Mitigating Plant Pandemics

It’s not easy for anyone to navigate the pandemic these days, let alone a 5.7 earthquake and then hurricane-force winds that uprooted thousands of trees in Salt Lake Valley.

Harder still when you’ve been tapped in Germany to be a new faculty member in the School of Biological Sciences… and you have a lab to launch.

Such was the case last year when Talia Karasov, an evolutionary geneticist who studies plant-microbe interactions at the Max Planck Institute in Tuebingen Germany, found herself on an airplane headed to Salt Lake City. She is part of a recent innovative hiring cluster at the University of Utah in which multiple, related academic units come together to hire researchers who study related topics in evolutionary biology. Karasov made it safely, masked and sociallydistanced, to Utah and began setting up her lab—similar to launching a startup. It’s been a whirlwind execution. Fortunately, her dog “Laika,” named after another famous traveling dog (the first to orbit earth… on the Russians’ Sputnik), has been there all along as a steadying force.

Traversing new frontiers is in the family, apparently. For Karasov, though, “going boldly where no one has gone before” is decidedly earthbound… through flora and its pathogens. Plant pathogens pose a huge problem for food security around the globe. Annually, plant pests—including microbes and insects—are responsible for 20–40% loss in agricultural yield. Decades of research on pathogen resistance has led to great success in identifying, developing and deploying pathogen-resistant crop varieties. Unfortunately, pathogens often evolve quickly to overcome these resistance traits. A common pattern has emerged in which a single genotype of pathogen evolves to circumvent resistance, and spreads widely to other populations and then globally. Once the pathogen evolves to circumvent resistance, the cycle begins anew. It’s hard if not impossible to keep up with these arms races in various cash crops, especially when the cycle of resistance/counter-resistance can happen within a few years.

This boom-bust cycle may not be inevitable, however. Indeed, anecdotal evidence from wild plant systems suggests that many (if not most) wild plants are less likely to suffer epidemics.

In her research of plant-pathogen interactions Karasov studies non-agricultural plant systems to understand which factors

are important for preventing outbreaks. Substantial evidence points to the role of diversity—genetic and environmental—in keeping plants healthy. It has been widely hypothesized that genetic diversity in plants, or the lack thereof, plays a central role in plant-pathogen epidemics. In modern agriculture, we often plant single genotypes of crops across large areas. This low genetic diversity sets up a perfect environment for a pathogen to invade and spread widely. In contrast, wild plants differ between individuals in their immune systems, and a pathogen that can infect one plant in a population may not find success in the neighboring plant that encodes a different immune complement.

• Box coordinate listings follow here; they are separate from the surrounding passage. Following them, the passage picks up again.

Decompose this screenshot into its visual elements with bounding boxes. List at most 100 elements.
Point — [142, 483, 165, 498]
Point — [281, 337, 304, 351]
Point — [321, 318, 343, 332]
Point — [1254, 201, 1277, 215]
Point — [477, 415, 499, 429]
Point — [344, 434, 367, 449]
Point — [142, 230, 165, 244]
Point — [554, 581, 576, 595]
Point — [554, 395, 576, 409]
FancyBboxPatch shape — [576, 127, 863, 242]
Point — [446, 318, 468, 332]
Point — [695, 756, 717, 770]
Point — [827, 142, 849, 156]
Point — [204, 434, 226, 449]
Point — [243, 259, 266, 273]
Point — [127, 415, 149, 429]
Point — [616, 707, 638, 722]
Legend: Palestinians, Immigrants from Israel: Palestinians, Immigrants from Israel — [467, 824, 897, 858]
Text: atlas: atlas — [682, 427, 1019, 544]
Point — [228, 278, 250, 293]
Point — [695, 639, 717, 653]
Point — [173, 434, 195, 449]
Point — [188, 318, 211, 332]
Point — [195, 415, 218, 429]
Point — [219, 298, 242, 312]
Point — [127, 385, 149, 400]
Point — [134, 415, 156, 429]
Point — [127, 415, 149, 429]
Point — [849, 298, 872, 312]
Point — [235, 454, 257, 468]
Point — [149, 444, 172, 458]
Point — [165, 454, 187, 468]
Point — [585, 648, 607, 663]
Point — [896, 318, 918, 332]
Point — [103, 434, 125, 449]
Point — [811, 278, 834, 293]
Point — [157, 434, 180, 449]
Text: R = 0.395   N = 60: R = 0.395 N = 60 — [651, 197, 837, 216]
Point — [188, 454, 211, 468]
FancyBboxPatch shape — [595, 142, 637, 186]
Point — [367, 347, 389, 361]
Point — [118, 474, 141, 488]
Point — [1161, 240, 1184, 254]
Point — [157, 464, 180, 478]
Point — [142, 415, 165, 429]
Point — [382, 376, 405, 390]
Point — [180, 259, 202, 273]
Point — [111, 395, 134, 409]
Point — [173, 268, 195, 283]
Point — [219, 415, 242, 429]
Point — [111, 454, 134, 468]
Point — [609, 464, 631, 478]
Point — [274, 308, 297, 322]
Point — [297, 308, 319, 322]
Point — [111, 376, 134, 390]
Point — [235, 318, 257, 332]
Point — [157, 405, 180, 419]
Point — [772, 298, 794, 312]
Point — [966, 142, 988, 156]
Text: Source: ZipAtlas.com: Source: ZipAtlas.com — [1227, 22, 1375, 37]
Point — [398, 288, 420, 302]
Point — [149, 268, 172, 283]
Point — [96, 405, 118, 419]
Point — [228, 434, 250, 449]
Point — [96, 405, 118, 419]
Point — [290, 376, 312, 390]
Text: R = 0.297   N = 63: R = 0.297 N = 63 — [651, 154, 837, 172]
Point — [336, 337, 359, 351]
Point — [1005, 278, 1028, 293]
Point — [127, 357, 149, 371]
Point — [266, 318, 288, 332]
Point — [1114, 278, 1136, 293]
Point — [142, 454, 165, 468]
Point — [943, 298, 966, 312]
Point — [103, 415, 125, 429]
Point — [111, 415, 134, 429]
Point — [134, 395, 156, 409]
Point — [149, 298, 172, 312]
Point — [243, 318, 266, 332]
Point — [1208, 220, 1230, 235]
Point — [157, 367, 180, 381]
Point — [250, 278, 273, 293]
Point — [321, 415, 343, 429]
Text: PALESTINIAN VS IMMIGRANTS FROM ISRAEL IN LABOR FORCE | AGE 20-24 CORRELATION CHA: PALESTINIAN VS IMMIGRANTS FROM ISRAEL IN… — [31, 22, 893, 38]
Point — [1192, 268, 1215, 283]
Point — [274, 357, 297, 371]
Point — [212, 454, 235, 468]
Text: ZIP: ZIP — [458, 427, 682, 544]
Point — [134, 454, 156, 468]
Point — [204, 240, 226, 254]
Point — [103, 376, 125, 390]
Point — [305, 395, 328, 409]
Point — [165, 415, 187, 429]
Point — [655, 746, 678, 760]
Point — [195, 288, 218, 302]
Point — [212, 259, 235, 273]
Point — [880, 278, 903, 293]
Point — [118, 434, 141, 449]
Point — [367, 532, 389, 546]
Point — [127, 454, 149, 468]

Karasov’s work seeks to explicitly determine the impact of plant immune diversity on pathogen evolution and spread. “How are pathogens evolving and spreading in wild, heterogeneous populations?” is a central query propelling Karasov’s research. She begins asking this question by performing field surveys to assess the abundance and genotypes of pathogens infecting wild populations. Once she has determined which microbes are colonizing a host, she uses comparative and population genomics analyses to determine which plant and microbial genes are evolving in response to one another. These coevolutionary analyses pinpoint the molecular mechanisms that plants use to resist pathogens and that pathogens use to infect plants.

Through this interdisciplinary work that synthesizes field work with comparative genomics, microbiology and molecular biology Karasov and her colleagues are starting to get a picture of which genes and environmental factors are important for preventing pathogen spread.

During her post-doc studies at Max Planck she and her team sought to learn about pathogen adaptation to a diverse host by studying wild populations of the model plant Arabidopsis thaliana. Karasov found that Arabidopsis populations were largely resistant to being overtaken by single strain outbreaks of the bacterial pathogen Pseudomonas syringae. Genetic diversity in Arabidopsis populations seems to have forced the diversification of the pathogen population, and has prevented any one pathogen from causing widespread disease. This research also identified numerous rapidly evolving genes in the pathogen populations that may be evolving in response to changes in the host populations.

It’s the sort of question embedded in host-pathogen evolution and the maintenance of genetic diversity that will certainly inspire inquiries here in Salt Lake City and to possible solutions to the fast turn-around cycle of defense-counter-defense in crop yields essential to our own survival as a species.

Meanwhile, since arriving in the Beehive State, Karasov has been joined by another four-legged friend, a cattle dog adopted here in Utah, and together they have successfully made a home despite the epidemio-, geo- and meteorological challenges they’ve faced.